Friday, January 4, 2013
Not everyone wins – Hospitals Bear the Burden of the “Doc Fix”
Doctors will not see a 26.5% cut in Medicare payments this year. The fiscal cliff deal passed by Congress includes a one-year delay on planned cuts in Medicare payments to physicians. But, the fix is not free. Hospitals will be required to pick up the tab.
These planned cuts are the result of the 1997 law called the Balanced Budget Act which included a provision called the Sustainable Growth Rate (SGR) that has caused controversy over Medicare payments to physicians since 2002. Congress would like to repeal the whole thing, but can’t figure out how to find the $300 billion to do so, so they keep approving short term, one-year patches referred to each year as the “doc fix.”
So the SGR’s impact is again delayed for another year, at a cost of approximately $25 billion.
To pay for the “doc fix” in 2013, Mary Agnes Carey reports on the Kaiser Health News blog that lower payments to hospitals would account for about half of the $25 billion cost.
The package would reduce hospital payments in two ways. First, it would cut $10.5 billion from projected Medicare hospital payments over 10 years for inpatient or overnight care through a downward adjustment in annual base payment increases. The Senate measure also would reduce Medicaid disproportionate share payments to hospitals by an additional $4.2 billion over the next decade. These cuts are on top of those made to hospitals as part of the 2010 health care law.
Groups representing hospitals said the new plans for reductions will hurt their ability to care for patients.
‘While fixing the physician payment formula is essential, it should not be done by jeopardizing hospitals’ ability to care for seniors and their communities,’ Rich Umbdenstock, president and chief executive officer of the American Hospital Association, said in a written statement.

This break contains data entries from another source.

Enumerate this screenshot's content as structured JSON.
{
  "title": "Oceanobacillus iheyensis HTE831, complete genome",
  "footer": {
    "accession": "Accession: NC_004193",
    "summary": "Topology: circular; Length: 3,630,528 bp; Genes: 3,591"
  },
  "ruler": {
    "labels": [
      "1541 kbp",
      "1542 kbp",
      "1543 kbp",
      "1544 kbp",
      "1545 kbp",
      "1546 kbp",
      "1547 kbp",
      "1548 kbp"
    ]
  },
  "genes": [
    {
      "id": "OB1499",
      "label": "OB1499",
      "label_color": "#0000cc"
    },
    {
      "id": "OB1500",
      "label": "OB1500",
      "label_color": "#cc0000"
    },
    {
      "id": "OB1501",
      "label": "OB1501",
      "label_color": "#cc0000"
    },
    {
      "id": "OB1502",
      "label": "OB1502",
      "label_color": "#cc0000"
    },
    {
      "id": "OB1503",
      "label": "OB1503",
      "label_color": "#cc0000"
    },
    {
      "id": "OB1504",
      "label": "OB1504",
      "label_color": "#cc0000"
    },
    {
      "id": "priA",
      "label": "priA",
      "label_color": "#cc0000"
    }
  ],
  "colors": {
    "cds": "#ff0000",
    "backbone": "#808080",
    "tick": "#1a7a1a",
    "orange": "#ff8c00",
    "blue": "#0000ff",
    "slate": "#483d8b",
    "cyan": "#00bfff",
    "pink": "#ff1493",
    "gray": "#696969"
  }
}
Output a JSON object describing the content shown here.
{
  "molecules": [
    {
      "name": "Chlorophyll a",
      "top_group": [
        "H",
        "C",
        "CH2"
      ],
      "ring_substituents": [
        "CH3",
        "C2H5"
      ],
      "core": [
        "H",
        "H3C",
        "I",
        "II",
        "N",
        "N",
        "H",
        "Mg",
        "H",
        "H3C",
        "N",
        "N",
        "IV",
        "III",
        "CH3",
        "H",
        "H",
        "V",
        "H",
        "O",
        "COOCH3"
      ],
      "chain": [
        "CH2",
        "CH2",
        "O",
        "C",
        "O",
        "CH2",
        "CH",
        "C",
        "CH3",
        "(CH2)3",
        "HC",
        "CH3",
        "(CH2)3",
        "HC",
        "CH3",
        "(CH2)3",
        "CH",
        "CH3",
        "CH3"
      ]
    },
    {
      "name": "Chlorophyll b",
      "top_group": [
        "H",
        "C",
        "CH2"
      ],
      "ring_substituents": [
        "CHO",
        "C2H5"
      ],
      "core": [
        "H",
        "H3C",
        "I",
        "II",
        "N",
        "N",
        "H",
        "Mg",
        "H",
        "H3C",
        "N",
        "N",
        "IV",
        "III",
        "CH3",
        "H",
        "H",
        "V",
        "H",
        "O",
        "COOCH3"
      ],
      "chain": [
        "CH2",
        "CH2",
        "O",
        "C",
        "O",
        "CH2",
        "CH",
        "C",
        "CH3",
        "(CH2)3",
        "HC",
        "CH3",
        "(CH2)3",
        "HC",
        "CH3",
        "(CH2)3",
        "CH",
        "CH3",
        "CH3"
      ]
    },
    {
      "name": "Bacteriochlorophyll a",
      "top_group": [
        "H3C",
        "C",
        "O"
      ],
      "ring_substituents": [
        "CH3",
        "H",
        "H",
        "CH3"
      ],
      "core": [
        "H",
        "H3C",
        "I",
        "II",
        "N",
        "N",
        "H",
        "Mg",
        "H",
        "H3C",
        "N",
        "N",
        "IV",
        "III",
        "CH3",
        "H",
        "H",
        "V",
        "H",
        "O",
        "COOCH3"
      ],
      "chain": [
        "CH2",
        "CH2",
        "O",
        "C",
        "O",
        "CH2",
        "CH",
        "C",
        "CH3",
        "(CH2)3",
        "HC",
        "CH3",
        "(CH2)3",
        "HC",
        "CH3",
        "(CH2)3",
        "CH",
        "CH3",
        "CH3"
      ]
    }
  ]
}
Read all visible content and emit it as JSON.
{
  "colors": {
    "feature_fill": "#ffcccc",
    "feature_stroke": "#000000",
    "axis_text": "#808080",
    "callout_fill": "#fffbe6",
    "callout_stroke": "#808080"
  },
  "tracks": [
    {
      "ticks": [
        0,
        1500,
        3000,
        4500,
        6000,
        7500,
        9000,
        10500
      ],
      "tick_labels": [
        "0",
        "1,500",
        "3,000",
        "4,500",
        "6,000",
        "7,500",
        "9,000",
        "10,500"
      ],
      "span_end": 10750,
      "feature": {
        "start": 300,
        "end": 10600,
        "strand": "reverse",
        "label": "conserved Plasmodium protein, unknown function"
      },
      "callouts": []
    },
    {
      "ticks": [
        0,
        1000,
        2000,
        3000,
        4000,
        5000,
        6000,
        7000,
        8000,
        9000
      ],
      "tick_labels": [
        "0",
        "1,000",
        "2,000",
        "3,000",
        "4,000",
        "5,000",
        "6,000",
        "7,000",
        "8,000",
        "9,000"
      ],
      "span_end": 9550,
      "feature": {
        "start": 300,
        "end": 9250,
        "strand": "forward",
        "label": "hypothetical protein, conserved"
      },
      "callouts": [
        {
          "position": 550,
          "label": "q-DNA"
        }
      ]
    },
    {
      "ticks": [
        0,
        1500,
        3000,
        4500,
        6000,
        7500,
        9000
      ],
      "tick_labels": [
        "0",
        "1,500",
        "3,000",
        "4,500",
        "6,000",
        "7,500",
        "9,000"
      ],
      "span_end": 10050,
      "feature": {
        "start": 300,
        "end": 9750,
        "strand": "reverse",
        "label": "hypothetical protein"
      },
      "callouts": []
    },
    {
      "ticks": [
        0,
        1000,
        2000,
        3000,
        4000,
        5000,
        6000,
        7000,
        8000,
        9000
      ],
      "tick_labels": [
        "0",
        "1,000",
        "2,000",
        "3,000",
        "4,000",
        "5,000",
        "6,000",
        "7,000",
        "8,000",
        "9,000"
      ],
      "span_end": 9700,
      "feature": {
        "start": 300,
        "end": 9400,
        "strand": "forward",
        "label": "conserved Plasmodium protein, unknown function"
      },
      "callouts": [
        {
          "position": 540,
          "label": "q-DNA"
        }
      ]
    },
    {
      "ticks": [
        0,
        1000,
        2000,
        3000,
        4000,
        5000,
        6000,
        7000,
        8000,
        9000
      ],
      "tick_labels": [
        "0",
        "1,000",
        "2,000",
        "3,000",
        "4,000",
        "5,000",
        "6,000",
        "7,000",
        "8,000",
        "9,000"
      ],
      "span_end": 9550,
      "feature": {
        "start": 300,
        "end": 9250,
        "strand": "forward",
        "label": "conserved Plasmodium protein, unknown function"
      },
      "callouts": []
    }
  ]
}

The Federation of American Hospitals explained in a statement on December 31st that hospitals understand “the necessity for Congressional action to avoid a dive off the fiscal cliff. However, we are disappointed that in cliff avoidance, scarce hospital finances would be used to offset the Medicare physician payment fix. It is not in the best interest of patients or those who care for them to rob hospital Peter to pay for fiscal cliff Paul. These cuts could impact hospital services for those who need them the most.” Nevertheless, it would appear that hospitals will continue to be asked to bear the burdens of the health care fiscal crisis; will we soon see hospitals having to reduce operations or close due to these financial burdens? We previously discussed reimbursement cuts under health care reform, and this new “doc fix” is further evidence that providers are continually strained and put in a position to determine how best to absorb looming reimbursement cuts and to benefit from the different payment methodologies.